The second reason behind the Democratic rush to bring cryptocurrencies within the regulatory perimeter is pragmatic: The Biden administration and its allies on Capitol Hill need money. Biden's first term agenda is largely based on ambitious Roosveltian infrastructure projects. While the $ 1.2 trillion Infrastructure investment and employment law It managed to garner bipartisan support and was enacted on November 5, the Build Back Better Act, now hanging by a thread after Democratic Senator Joe Manchin announced his opposition to the current draft, would cost nearly $ 2 billion.

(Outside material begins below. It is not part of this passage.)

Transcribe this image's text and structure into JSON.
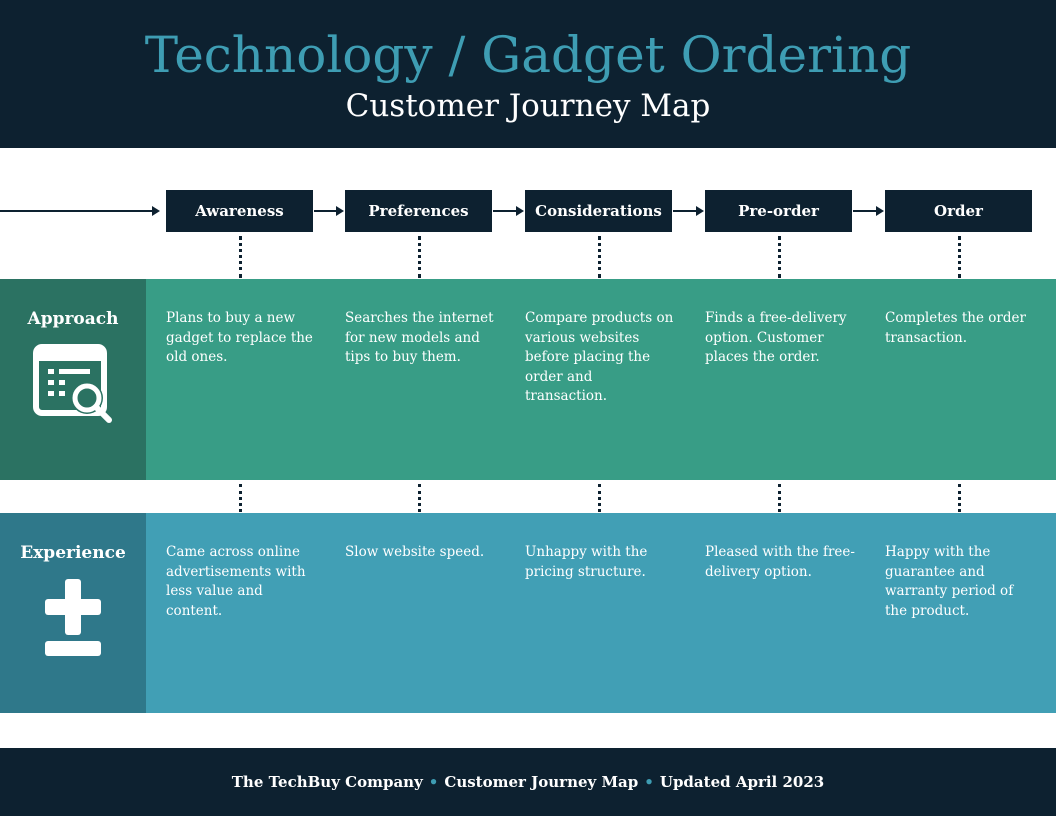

By some estimates, if it reached the president's desk, the spending program would increase the deficit by $ 360 billion over 10 years, making it urgent to collect more tax revenue. This is what makes a thriving crypto industry a major battleground for Democrats, who see the possibility of getting some cash and the urgency of preventing tax evasion through digital tools.

Whats Next?

There is no doubt that the Biden administration will continue with a strict regulatory agenda in 2022. We will see more hearings in Congress next year, but even more momentous negotiations will take place behind closed doors, where Democrats will ultimately have to decide whether to do so. SEC, CFTC or any other body should dominate the oversight of cryptocurrencies. In spite of Sharrod Brown's Recent Comments "With or Without Congress"It's also hard to believe that Republicans will let their opponents decide the fate of the industry for themselves.